The Polish government is also facing down hospital doctors who have been on a go-slow since late May, refusing to provide all but emergency medical services and warning they will launch a hunger strike next week.

Poland's state-employed medical workers are notoriously underpaid and overworked, like their counterparts across the region.

Polish nurse Anna Niewczas told AFP that she makes the equivalent of 290 euros (388 dollars) a month, adding: "I can't feed my children."

The average monthly salary of a Polish hospital doctor, meanwhile, is around 380 euros.

In Hungary, the average doctor's pay packet is 420 euros, including bonuses and overtime.

In the Baltic states, Lithuanian doctors make 580-725 euros, while their Estonian colleagues, who backed off from striking in January, earn 1,000 euros on average.

Doctors in Slovakia have a similar pay packet to their Estonian counterparts after winning increases following a two-month strike last year.

But they work 350-400 hours a month, often in back-to-back shifts. Shorter working hours in line with EU rules may soon bite into their pay, and the Slovak medical association has warned of further industrial action.

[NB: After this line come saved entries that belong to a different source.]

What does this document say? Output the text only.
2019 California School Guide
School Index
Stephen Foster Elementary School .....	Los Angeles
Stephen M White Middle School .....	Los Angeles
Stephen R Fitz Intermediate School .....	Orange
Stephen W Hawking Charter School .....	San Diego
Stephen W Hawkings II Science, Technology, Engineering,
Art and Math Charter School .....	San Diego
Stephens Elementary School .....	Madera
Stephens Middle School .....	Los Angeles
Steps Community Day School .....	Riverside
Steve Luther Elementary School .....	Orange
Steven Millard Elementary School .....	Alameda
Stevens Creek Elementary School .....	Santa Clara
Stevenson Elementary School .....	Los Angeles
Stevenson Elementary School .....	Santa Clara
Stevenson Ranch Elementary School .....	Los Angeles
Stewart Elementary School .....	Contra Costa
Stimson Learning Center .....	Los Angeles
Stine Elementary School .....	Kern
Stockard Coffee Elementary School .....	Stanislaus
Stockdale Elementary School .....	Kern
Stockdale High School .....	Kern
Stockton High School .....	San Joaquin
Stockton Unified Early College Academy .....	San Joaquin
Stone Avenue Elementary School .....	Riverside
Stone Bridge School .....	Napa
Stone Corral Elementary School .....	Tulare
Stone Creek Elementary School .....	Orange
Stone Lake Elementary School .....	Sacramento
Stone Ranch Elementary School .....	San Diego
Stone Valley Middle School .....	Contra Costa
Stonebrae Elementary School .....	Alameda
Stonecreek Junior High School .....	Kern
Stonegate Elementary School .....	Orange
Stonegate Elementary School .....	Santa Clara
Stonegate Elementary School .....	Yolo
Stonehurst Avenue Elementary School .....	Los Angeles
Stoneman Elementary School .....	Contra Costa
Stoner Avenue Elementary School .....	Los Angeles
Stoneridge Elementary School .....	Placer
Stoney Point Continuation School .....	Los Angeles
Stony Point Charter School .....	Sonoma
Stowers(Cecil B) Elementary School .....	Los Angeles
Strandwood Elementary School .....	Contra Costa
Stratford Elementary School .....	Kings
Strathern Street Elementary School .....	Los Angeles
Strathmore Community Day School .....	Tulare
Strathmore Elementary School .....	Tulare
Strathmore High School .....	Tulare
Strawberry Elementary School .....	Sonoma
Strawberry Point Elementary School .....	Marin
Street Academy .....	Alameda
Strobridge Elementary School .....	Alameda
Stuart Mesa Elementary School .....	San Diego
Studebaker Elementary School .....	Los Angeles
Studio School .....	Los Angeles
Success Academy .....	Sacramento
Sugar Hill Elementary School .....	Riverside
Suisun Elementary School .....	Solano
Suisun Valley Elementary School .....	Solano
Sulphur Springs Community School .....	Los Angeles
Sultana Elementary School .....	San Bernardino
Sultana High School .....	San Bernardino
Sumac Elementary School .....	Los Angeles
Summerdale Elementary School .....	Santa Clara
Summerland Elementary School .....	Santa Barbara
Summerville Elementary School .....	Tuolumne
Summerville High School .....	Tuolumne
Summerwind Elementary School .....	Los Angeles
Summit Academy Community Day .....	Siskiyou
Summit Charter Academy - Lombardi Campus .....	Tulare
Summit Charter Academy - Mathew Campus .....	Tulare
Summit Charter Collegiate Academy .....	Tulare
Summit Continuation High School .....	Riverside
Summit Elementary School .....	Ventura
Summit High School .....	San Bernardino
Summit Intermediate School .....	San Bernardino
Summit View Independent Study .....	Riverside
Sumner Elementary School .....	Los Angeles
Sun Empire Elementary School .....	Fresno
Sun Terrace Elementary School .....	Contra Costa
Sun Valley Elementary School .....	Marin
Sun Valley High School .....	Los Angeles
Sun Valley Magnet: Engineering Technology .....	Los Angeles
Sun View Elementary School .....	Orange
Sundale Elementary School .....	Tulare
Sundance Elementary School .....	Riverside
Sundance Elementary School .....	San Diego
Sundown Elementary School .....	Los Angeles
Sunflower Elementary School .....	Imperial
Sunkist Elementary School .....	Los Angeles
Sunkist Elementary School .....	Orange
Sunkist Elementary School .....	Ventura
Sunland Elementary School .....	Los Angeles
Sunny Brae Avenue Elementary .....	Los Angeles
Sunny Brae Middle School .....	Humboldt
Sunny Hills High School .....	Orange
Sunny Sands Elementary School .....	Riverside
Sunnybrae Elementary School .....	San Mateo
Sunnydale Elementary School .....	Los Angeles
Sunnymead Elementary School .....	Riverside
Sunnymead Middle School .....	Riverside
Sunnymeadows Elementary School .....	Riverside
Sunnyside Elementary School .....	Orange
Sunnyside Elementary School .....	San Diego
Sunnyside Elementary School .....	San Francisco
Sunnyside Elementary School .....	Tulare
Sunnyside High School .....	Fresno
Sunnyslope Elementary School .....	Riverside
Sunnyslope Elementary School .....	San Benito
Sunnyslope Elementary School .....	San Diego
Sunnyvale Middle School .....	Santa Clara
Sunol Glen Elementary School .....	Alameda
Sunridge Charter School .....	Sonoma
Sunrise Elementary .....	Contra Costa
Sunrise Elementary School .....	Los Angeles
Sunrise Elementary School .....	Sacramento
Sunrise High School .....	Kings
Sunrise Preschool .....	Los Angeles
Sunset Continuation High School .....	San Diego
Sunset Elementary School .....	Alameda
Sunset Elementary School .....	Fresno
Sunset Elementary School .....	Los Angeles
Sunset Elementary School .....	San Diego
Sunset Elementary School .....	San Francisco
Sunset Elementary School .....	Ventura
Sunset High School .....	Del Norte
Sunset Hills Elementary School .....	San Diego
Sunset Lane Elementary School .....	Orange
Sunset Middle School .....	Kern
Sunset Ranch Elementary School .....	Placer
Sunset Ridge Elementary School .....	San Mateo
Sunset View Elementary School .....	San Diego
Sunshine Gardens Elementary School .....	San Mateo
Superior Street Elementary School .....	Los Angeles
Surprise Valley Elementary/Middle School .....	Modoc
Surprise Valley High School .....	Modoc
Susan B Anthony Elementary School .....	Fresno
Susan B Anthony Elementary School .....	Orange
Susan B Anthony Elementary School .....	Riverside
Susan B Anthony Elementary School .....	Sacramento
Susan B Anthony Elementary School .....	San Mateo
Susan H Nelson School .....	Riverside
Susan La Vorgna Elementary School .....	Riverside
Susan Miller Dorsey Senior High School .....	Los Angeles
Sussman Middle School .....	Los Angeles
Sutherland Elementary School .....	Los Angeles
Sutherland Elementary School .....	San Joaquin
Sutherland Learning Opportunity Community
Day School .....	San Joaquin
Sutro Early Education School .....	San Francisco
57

Doctors in the Czech Republic are better off, earning around 1,420 euros a month including bonuses, according to their association.

In Bulgaria, which entered the EU in January this year, 2,000 medical workers marched in the capital, Sofia, on Thursday, protesting monthly take-home pay of 250-500 euros for doctors and 90-125 euros for nurses.

"We only want what we deserve. We want real salaries and not minimum ones," paediatrician Plamen Georgiev told AFP.

Medical unions across the region say financial woes are prompting many in the profession to seek jobs elsewhere in the EU where health services are hunting for staff, particularly Britain, Ireland, Denmark, Sweden and Germany,

In Britain, for example, a newly-qualified nurse takes home around 1,500 euros a month, and highly sought-after specialists can make many times more.

Taking advantage of budget airlines, some Polish doctors shuttle regularly to Britain, where they can earn 2,000 euros in two days by doing night shifts.

Others move abroad permanently.

The Polish chamber of physicians estimates that six percent of Poland's 100,000-strong medical corps have left since 2004 -- including 17 percent of the country's anaesthetists.

Around 400 doctors quit the Czech Republic every year, according to Milan Kubek of the country's medical association, which recently organised an ironic protest on a boat in Prague under the banner: "We're casting off!"

Hungary's association said around 66 percent of medical students want to emigrate, although only 10 percent are actively looking.

Katrin Rehemaa, secretary general of the Estonian medical association, said: "More and more young doctors are thinking of working abroad."

"Once they've settled down in Sweden or Britain, they take a mortgage, have other connections, and are likely to be lost for Estonia," Rehemaa told AFP.

In Bulgaria, union leader Stanka Markova said around 4,000 Bulgarian nurses now work in Britain.

Emigration and low morale means a looming lack of medical professionals at home.

A study in Lithuania forecast that the number of health care specialists will shrink by 15 percent by 2015, creating a shortfall of 3,000 doctors.

Financial problems also drive corruption -- an ingrained feature of the region's medical sector before the fall of the communist bloc in 1989-1991 which remains widespread today -- in a form of under-the-table privatisation.

In Poland, for example, maternity hospitals regularly charge for "extras" such as a cesarean or for a father to attend the birth.

In Hungary, there is a sliding scale for surgery from 100-1,000 euros.

In Bulgaria, it is common for doctors to refuse to treat a patient without payment, leaving little choice but to cough up.

According to a survey in Lithuania, the medical sector is the most corrupt -- after the traffic police.

Across the region, gifts in cash or kind are also common after treatment.

The issue was spotlighted in Latvia recently when Valdis Zatlers, a renowned surgeon who takes over as president in July, acknowledged taking "gratitude" payments.